Transformation assay of Streptococcus mitis ATCC 49456 in the presence of S. mitis-CSP-2, S. mitis-CSP-2-n11, and S. mitis-CSP-2 together with S. mitis-CSP-2-E1Af10r16. The ability of ATCC 49456 to internalize a spectinomycin-resistance plasmid (pFW5-luc) was evaluated following treatment with S. mitis-CSP-2, S. mitis-CSP-2-n11, and S. mitis-CSP-2 + S. mitis-CSP-2-E1Af10r16. Following treatment with S. mitis-CSP-2 or S. mitis-CSP-2-n11, ATCC 49456 was able to internalize spectinomycin resistance, as can be seen by the number of transformants (top and right, respectively). In contrast, ATCC 49456 was unable to internalize spectinomycin resistance following treatment with S. mitis-CSP-2 + S. mitis-CSP-2-E1Af10r16, as determined by the lack of apparent transformants (bottom).

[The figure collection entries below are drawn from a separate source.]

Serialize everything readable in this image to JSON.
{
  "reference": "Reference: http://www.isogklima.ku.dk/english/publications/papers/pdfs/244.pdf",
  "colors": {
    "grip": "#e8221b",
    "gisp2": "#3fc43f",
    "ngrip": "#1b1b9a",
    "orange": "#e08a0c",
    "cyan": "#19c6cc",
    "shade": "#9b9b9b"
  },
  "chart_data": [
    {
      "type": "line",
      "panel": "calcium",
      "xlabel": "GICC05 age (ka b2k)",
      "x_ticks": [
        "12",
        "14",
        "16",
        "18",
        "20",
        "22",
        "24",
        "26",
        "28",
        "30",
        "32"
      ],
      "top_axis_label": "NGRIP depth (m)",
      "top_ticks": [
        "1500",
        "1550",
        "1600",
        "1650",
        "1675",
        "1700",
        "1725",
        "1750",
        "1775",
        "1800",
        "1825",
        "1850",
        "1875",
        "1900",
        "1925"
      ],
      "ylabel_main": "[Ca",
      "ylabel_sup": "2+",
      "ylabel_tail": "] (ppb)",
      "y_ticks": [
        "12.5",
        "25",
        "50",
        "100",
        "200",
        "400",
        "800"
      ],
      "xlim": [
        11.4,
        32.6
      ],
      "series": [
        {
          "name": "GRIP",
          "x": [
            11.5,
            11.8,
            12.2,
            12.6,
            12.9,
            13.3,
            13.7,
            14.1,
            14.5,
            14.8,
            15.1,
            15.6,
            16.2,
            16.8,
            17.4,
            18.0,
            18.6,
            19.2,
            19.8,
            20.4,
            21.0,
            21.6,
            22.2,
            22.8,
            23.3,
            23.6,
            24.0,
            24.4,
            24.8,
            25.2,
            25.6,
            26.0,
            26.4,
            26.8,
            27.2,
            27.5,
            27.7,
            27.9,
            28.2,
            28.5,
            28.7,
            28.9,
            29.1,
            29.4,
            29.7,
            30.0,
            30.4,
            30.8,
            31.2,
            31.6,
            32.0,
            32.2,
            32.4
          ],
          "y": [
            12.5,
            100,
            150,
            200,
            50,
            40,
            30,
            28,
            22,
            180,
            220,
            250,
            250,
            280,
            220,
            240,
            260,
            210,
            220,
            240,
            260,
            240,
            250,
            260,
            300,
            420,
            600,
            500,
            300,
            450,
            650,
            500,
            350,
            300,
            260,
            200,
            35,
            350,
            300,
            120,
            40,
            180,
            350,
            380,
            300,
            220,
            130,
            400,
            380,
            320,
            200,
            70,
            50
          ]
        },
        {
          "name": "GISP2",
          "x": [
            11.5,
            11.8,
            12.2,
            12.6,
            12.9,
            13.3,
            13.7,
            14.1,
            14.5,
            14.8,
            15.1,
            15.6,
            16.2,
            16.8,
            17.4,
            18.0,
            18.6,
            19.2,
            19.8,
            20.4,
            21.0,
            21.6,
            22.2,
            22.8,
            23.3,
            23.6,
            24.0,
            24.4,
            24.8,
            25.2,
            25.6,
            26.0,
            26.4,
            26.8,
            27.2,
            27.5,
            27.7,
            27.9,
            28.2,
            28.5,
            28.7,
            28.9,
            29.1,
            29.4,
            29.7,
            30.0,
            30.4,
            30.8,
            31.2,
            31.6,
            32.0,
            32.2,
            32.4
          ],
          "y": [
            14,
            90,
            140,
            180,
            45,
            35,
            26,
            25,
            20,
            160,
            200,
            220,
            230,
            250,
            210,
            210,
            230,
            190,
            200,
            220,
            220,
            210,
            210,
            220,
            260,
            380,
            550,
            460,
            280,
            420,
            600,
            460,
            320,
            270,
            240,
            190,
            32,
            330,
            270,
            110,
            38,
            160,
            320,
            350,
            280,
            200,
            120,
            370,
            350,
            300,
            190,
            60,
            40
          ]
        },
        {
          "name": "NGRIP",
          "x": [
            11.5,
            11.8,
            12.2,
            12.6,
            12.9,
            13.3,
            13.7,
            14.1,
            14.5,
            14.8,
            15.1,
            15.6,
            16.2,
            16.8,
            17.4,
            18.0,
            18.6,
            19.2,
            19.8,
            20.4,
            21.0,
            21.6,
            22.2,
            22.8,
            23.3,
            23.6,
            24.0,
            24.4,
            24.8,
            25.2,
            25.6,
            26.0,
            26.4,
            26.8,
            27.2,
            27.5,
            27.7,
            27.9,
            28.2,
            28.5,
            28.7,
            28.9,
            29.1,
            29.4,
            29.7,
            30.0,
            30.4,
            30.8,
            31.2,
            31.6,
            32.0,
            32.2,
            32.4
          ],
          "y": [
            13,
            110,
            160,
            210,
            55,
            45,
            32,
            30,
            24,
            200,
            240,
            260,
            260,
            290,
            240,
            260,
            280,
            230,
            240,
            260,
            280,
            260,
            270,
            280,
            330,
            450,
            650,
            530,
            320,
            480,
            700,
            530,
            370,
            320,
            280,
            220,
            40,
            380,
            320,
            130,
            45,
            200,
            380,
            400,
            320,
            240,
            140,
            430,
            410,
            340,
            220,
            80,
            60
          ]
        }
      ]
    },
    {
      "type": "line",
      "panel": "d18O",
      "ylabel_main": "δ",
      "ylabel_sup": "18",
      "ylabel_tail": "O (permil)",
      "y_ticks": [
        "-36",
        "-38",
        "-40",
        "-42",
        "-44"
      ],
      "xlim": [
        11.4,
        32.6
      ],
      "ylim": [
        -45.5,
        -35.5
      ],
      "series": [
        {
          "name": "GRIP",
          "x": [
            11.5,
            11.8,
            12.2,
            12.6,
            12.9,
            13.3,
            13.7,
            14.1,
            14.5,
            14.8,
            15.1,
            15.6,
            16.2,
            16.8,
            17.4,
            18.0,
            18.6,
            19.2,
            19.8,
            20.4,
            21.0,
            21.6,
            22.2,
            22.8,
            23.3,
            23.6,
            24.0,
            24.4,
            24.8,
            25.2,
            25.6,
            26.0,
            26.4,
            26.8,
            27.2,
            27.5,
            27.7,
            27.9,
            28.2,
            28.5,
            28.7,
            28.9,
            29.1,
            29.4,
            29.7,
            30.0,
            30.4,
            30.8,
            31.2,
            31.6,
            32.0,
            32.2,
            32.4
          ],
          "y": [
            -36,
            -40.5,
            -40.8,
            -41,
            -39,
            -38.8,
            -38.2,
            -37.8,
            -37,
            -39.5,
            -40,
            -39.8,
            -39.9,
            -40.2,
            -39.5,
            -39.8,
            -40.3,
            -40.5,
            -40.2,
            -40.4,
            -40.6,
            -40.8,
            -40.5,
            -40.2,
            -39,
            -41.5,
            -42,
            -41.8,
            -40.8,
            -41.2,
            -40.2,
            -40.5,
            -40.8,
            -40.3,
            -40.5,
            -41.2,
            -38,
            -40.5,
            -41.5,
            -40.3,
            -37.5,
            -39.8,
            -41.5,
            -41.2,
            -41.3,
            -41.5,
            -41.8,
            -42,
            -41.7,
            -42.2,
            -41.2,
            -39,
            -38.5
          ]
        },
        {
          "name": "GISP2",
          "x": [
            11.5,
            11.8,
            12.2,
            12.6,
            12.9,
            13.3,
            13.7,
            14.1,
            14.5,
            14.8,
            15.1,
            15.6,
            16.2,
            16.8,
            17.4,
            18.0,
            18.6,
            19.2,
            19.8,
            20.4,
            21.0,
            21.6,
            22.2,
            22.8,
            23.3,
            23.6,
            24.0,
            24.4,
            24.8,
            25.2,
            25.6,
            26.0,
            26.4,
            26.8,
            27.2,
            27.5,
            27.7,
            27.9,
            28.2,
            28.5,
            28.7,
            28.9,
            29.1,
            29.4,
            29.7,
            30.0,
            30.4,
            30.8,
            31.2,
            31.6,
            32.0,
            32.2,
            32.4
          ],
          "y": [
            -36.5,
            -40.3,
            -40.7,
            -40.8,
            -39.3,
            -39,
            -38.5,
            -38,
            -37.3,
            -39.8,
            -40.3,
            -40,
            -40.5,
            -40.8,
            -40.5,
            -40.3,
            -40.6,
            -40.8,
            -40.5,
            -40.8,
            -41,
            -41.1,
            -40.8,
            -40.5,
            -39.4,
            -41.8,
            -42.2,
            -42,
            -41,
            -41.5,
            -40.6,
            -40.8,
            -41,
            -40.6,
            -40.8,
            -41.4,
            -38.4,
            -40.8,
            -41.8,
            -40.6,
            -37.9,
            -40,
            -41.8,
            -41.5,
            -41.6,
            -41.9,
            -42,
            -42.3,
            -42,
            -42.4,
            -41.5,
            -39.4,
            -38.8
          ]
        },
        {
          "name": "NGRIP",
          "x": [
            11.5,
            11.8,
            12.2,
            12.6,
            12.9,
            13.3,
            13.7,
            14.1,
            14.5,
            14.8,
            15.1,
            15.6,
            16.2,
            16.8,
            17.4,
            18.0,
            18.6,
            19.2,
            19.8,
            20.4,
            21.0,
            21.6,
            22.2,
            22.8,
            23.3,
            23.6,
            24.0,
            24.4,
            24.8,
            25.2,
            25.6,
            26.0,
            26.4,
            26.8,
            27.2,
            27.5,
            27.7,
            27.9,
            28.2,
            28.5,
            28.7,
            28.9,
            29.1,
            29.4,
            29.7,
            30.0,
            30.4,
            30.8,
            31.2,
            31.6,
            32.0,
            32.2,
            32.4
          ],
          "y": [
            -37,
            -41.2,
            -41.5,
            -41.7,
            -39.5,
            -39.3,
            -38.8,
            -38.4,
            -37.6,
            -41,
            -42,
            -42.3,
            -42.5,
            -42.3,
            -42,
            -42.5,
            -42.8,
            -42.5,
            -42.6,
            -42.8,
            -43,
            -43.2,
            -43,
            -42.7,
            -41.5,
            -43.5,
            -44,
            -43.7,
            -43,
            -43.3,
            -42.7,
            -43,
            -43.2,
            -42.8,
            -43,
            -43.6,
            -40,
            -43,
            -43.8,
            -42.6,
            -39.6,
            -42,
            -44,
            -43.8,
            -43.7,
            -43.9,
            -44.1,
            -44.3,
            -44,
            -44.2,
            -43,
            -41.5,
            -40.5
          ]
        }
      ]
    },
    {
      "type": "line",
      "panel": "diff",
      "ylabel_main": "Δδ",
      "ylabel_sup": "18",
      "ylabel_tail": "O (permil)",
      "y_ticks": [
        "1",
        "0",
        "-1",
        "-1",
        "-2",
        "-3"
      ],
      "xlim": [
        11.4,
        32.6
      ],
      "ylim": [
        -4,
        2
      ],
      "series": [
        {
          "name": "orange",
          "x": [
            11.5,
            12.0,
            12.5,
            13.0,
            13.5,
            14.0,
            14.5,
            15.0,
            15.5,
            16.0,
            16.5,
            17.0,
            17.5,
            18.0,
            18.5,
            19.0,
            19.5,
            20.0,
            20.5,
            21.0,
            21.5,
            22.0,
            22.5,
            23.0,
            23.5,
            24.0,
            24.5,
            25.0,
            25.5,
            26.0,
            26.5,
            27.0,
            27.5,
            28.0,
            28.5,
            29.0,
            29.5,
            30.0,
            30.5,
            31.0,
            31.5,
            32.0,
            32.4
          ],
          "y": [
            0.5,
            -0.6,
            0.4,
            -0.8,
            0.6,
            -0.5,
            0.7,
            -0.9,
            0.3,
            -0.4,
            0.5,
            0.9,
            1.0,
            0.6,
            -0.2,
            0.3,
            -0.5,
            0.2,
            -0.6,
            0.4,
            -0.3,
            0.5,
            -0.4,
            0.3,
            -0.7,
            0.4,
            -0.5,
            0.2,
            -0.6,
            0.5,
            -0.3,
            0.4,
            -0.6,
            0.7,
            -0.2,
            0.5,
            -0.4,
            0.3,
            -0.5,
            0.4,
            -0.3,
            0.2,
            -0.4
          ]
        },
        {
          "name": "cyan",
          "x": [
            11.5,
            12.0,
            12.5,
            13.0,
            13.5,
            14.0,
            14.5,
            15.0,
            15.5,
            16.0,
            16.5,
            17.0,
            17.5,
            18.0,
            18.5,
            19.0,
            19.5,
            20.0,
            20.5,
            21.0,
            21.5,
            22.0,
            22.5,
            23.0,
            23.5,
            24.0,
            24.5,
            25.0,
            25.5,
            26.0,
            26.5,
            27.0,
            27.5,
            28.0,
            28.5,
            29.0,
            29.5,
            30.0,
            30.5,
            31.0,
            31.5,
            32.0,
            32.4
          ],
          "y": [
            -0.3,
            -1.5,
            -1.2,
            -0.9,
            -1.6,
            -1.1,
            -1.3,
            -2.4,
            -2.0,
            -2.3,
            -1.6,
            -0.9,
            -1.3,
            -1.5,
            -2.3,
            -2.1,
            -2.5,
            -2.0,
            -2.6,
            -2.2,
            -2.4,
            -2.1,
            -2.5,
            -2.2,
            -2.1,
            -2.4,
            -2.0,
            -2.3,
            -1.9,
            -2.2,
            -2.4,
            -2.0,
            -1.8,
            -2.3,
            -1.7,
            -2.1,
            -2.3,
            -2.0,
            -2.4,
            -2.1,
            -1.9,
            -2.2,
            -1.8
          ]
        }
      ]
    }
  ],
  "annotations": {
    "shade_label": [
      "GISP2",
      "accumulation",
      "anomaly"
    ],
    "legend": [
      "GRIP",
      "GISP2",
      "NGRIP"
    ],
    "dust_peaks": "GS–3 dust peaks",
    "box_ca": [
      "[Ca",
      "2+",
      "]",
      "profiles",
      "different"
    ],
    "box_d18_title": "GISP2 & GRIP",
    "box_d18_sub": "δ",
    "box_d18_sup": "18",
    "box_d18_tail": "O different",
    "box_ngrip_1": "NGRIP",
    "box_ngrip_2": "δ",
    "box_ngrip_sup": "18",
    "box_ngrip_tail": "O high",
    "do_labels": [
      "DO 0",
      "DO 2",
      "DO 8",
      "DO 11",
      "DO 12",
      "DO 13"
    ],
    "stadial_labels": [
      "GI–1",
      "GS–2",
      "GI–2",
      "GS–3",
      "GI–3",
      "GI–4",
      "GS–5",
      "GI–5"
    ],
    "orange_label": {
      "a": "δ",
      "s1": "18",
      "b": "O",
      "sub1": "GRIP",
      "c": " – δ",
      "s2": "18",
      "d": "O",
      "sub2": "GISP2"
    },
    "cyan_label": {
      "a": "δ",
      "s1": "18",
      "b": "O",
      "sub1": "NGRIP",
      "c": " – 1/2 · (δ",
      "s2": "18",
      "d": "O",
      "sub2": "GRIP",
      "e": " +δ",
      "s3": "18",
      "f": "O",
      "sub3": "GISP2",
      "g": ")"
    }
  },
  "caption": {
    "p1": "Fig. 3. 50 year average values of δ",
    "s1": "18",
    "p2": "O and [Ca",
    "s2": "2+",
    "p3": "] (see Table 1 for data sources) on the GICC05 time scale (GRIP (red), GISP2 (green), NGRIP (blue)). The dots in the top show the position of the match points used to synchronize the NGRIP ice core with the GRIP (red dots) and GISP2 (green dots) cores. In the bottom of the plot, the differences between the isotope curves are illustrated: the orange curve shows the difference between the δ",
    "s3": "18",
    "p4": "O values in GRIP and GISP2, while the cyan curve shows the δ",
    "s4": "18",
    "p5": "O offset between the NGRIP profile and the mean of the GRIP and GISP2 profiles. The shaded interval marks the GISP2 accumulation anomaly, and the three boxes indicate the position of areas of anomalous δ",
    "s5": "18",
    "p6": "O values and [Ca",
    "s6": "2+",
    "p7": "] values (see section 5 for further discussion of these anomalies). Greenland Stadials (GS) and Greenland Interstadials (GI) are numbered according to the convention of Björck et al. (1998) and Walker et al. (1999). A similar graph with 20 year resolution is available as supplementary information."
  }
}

The incubation of S. mitis ATCC 49456 with the pFW5-luc plasmid without the addition of synthetic CSP was used as a negative control (left). The experiment was repeated three times in triplicate for a total of nine experiments. See the Supporting information for full experimental details. CSP, competence-stimulating peptide.

Figure 8

Biofilm formation of Streptococcus mitis ATCC 49456 in the presence of S. mitis-CSP-2, S. mitis-CSP-2-n11, S. mitis-CSP-2 together with S. mitis-CSP-2-E1Af10r16 and S. mitis-CSP-2-E1Af10r16 alone.A, biofilm quantification following treatment with the different CSP analogs, as determined via the crystal violet assay. The mean (±S.D.) was as follows: WT, 100% ± 48%; S. mitis-CSP-2, 112% ± 44%; S. mitis-CSP-2-n11, 115% ± 57%; S. mitis-CSP-2 + S. mitis-CSP-2-E1Af10r16, 39% ± 45%; and S. mitis-CSP-2-E1Af10r16, 30% ± 41%. B, representative images of the crystal violet biofilm quantification assay exhibiting the dried biofilms at the bottom of the wells of a 96-well plate (top), the dried biofilms following the crystal violet staining (middle), and the stained wells after the biofilm and crystal violet were dissolved in 30% acetic acid for quantification (bottom). The lead inhibitor, S. mitis-CSP-2-E1Af10r16, with or without exogenous addition of the native S. mitis-CSP-2 signal, was found to decrease the amount of biofilm formed compared to the untreated control. Statistical significance was determined using a one-way ANOVA with Bonferroni’s correction; n.s., not significant; ∗p ≤ 0.1; ∗∗∗p ≤ 0.001. The experiment was repeated three times in triplicate for a total of nine experiments. See the Supporting information for full experimental details. CSP, competence-stimulating peptide.